In a series of papers published in Science, the T2T Consortium has reported how it managed to fill in almost all of the missing spots except for five, leaving only 10 million and the Y chromosome only vaguely understood. After the papers went out, the consortium's scientists have revealed on Twitter that they have figured out the correct assembly for the Y chromosome and that they will publish another paper with the latest results.
Research lead Evan Eichler from the University of Washington likened sequencing a DNA to solving a jigsaw puzzle. Scientists have to break the DNA into small parts and then use sequencing machines to piece them together. Older tools could only sequence small sections of DNA at once, so it's like solving those unnecessarily tough puzzles with tens of thousands of repetitive, almost identical pieces. Newer tools can sequence longer segments of DNA, which makes finding the correct sequence much more achievable.
To make the process less complicated, the team used a cell line from a failed pregnancy called a mole, wherein the sperm enters an egg that doesn't have its own set of chromosomes. That means the team only had to sequence one set of DNA instead of two.

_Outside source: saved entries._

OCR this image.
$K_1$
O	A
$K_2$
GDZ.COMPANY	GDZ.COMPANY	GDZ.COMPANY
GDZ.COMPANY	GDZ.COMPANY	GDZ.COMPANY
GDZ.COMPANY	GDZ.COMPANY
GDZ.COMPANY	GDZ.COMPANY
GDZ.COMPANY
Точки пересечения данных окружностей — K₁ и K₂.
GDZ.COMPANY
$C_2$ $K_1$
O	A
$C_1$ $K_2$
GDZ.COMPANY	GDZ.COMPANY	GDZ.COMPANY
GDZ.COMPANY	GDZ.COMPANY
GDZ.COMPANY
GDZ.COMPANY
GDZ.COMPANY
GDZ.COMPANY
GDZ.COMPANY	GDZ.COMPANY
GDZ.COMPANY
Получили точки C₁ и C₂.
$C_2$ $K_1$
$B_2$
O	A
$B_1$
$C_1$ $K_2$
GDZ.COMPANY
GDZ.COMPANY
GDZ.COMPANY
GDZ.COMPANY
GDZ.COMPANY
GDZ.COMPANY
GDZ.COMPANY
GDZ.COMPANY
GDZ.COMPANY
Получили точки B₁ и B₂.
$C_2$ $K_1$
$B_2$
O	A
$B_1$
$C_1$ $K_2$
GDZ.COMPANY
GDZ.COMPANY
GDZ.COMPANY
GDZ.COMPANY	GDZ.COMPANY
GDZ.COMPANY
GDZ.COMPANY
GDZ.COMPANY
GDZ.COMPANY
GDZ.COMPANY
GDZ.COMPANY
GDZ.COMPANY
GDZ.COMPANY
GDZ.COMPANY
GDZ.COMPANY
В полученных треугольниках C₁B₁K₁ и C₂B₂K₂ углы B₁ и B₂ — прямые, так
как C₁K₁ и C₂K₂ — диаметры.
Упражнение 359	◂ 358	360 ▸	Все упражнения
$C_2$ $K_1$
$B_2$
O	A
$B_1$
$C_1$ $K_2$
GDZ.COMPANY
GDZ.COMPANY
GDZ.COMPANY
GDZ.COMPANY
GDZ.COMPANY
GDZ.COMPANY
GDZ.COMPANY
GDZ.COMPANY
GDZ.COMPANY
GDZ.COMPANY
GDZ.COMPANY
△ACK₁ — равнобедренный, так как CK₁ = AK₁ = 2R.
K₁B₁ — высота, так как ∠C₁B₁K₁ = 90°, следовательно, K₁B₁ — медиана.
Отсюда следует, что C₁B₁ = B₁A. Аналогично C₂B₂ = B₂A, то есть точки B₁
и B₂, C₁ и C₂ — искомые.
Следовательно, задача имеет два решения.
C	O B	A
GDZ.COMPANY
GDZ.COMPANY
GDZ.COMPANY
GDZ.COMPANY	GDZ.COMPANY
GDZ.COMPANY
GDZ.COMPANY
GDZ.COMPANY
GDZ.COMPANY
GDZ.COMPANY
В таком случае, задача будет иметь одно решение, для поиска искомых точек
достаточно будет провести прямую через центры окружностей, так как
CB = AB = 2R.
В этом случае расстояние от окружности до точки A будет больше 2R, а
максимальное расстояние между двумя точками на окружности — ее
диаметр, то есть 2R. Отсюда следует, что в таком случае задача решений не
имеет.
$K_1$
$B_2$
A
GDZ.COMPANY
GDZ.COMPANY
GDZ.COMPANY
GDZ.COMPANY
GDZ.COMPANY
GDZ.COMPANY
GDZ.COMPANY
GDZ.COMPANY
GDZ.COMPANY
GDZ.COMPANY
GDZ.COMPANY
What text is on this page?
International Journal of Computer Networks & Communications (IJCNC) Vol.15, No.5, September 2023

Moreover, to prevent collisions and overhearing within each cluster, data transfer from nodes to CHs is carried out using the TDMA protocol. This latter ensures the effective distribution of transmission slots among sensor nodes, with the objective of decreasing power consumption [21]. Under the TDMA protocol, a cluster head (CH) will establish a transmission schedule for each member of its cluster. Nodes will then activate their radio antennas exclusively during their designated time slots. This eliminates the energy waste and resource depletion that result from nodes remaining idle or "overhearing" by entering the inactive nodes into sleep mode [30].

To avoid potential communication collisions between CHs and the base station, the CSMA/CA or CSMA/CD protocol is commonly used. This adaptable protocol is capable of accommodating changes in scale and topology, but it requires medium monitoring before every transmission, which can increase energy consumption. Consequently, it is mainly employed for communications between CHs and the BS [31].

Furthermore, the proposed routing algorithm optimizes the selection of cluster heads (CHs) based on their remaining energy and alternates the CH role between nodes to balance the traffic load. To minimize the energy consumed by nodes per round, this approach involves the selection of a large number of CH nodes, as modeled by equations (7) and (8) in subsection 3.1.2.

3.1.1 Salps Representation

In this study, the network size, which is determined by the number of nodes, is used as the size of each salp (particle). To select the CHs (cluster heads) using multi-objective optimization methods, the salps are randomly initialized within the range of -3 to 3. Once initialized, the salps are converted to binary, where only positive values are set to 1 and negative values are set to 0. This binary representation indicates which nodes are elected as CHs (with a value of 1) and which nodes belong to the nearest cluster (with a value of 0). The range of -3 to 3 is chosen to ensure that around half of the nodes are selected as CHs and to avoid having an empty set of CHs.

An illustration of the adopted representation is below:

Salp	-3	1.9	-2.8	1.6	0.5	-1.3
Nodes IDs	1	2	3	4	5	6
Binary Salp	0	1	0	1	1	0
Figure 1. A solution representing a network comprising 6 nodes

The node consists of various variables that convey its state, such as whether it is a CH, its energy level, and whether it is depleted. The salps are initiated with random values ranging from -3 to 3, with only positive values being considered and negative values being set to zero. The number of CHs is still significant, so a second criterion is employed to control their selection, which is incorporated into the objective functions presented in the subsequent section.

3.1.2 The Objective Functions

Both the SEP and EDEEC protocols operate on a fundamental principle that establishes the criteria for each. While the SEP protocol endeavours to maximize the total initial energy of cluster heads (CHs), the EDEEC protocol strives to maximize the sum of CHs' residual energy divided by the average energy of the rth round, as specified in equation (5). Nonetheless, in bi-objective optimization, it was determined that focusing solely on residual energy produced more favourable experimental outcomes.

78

Then, they used a technique called Oxford Nanopore to complete assemblies of centromeres, which are dense knobs in the middle of chromosomes. Oxford Nanopore has a relatively high error rate, however, making it less than ideal for sequencing sections with repetitive DNA. For those regions, the team used another technique called PacBio HiFi, which can sequence shorter sections with 99.9 percent accuracy.
Eichler said the previously unknown genes include ones for immune response that help us survive plagues and viruses, genes that help predict a person's response to drugs and genes responsible for making human brains larger than other primates'. "Having this complete information will allow us to better understand how we form as an individual organism and how we vary not just between other humans but other species," Eichler said.
The consortium's work cost a few million dollars to achieve, but sequencing is getting cheaper and cheaper with new technologies. Adam Phillippy, another lead author for the studies, said the hope is for individual genome sequencing to cost as little as $1,000 within the next decade. That could make DNA sequencing a part of routine medical tests, which might help doctors create tailor-made treatments for individuals.